C’est de ce petit monde bien à part dont nous allons parler aujourd’hui.

L’oeuf ou la poule?

Est-ce l’exploitation forestière qui a créé la région ou la région qui a créé l’exploitation forestière? En fait, ce sont les deux. Selon les époques, l’un a été dépendant de l’autre, et inversement. En étirant un peu le concept, nous pourrions dire que les colons d’une part, et l’industrie forestière d’autre part, ont été des partenaires d’affaires. Chacune avait ses motivations propres, mais à la fin, chaque partie était bien heureuse que l’autre soit là. D’autres, plus sarcastiques, préféreront dire que chaque partie était un mal nécessaire pour l’autre. Sur ce point, à chacun sa façon de voir la chose.

Secteur des Pères Trappistes à Mistassini. Le secteur nord de la région a été le premier à voir s’établir des chantiers forestiers. Sous la gouverne de William Price, et plus tard de B.A. Scott, ces chantiers ont longtemps été une occasion pour les premiers défricheurs de pouvoir survivre.
Source: BAnQ, Fonds Dubuc

Un début teinté de confrontations

Nous sommes à l’époque d’avant la colonisation de masse au Lac-Saint-Jean. Au Saguenay, on assiste à une guerre entre divers clans qui désirent obtenir des exclusivités d’exploitation de la forêt. Un premier groupe, la mythique Société des Vingt-et-Un, menée par le non moins mythique Alexis Picoté Tremblay, obtient cette exclusivité. En effet, la Compagnie de la Baie d’Hudson, malgré sa puissance à la fin des années 1830, ne parvient pas à se structurer convenablement pour exploiter le bois au Saguenay. Son expertise étant dans la traite des fourrures, la Compagnie cède ses droits à la Société Des Vingt-et-Un, mais avec des conditions strictes : pas de commerce avec les Amérindiens, pas de pêche, pas de coupe de foin naturel, pas de bétail, et pas d’agriculture, sauf celle de subsistance.
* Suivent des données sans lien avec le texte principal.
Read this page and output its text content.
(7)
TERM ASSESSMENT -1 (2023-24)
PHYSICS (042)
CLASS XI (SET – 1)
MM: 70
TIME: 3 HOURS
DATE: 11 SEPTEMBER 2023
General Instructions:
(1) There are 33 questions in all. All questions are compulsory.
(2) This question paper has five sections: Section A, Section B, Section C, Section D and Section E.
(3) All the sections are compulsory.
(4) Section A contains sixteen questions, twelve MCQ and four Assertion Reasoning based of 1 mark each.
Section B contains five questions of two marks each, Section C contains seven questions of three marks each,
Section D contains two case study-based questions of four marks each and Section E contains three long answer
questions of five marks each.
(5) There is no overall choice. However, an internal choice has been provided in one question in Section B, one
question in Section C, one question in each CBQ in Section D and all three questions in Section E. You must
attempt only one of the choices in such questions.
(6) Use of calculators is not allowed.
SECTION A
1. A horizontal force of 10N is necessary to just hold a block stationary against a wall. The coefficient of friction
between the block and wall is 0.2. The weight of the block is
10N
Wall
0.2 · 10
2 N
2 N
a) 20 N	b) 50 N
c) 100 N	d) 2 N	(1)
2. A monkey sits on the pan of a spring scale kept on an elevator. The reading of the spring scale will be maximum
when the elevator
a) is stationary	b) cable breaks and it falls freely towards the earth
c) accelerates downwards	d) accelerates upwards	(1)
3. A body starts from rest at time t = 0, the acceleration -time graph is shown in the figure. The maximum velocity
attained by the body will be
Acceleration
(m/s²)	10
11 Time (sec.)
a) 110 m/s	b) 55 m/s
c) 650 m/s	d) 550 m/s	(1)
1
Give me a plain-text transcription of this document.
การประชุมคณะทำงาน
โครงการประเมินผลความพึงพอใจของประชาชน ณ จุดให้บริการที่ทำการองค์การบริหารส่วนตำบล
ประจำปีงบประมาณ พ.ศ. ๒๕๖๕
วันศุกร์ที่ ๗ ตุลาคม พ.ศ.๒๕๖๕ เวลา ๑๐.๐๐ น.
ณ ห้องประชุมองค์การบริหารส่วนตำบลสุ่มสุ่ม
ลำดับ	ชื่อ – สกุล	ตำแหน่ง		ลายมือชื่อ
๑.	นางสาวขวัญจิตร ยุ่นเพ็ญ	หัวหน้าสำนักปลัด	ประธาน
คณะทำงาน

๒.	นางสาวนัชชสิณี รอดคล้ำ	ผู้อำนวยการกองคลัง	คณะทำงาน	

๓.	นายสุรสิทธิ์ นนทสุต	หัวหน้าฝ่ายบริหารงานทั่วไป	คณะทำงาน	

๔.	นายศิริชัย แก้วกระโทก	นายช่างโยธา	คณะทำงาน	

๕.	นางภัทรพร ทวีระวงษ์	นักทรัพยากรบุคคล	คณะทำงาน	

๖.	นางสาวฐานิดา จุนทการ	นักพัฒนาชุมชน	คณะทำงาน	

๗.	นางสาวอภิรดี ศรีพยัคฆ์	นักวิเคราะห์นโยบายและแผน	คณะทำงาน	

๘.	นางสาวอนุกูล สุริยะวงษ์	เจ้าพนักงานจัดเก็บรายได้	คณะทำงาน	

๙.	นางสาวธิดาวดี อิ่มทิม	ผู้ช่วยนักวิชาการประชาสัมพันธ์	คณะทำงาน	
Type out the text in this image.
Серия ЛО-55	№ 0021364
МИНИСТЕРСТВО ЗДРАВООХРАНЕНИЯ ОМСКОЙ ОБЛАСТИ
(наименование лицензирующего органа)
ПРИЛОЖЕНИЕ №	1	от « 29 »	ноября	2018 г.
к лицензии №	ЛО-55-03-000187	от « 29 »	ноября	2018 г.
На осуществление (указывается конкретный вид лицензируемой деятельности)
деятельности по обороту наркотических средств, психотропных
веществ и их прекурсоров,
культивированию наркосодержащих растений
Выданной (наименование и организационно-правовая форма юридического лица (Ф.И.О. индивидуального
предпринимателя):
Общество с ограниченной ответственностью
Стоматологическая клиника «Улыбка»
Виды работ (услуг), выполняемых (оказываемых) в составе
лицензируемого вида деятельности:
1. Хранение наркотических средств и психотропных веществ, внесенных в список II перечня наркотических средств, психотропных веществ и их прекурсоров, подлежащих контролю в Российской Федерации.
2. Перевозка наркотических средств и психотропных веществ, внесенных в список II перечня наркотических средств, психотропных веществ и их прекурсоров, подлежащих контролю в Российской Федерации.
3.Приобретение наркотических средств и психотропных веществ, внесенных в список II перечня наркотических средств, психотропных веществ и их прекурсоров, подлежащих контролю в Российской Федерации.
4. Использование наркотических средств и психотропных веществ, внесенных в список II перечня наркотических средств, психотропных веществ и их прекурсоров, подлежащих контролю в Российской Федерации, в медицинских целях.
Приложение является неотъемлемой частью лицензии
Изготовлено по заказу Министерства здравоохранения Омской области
Le monument des vingt-et-un, à Grande-Baie. Créée à la fin des années 1830, la Société des Vingt-et-Un, financée en secret par William Price, marqua le début de l’exploitation forestière au Saguenay. Rapidement, après la prise de contrôle de Price, l’exploitation se transporta au Lac-Saint-Jean.
Source: Coll. J.E. Chabot, Wikipédia

Encore en 1837 donc, l’idée même d’une colonisation pour créer une nouvelle région est fermée à double tour. D’un côté, la Société des Vingt-et-un exploite la forêt du Saguenay, et de l’autre, la Compagnie de la Baie d’Hudson conserve la traite des fourrures. Les gens présents dans la région travaillent soit pour l’un, soit pour l’autre, mais là s’arrêtent leurs ambitions.

Du moins, en apparence…

L’empire Price

La Société des Vingt-et-Un ne survivra pas longtemps à ce régime. Dès 1840, à la suite de pertes financières importantes, quelques actionnaires se découragent et vendent leurs parts à un certain William Price, qui est déjà marchand de bois à Québec. En 1842, Price achète le reste des actions, et devient seul maître à bord concernant l’exploitation de la forêt au Saguenay. Ça, c’était sur papier, mais dans la vraie vie, un groupe parallèle s’organise.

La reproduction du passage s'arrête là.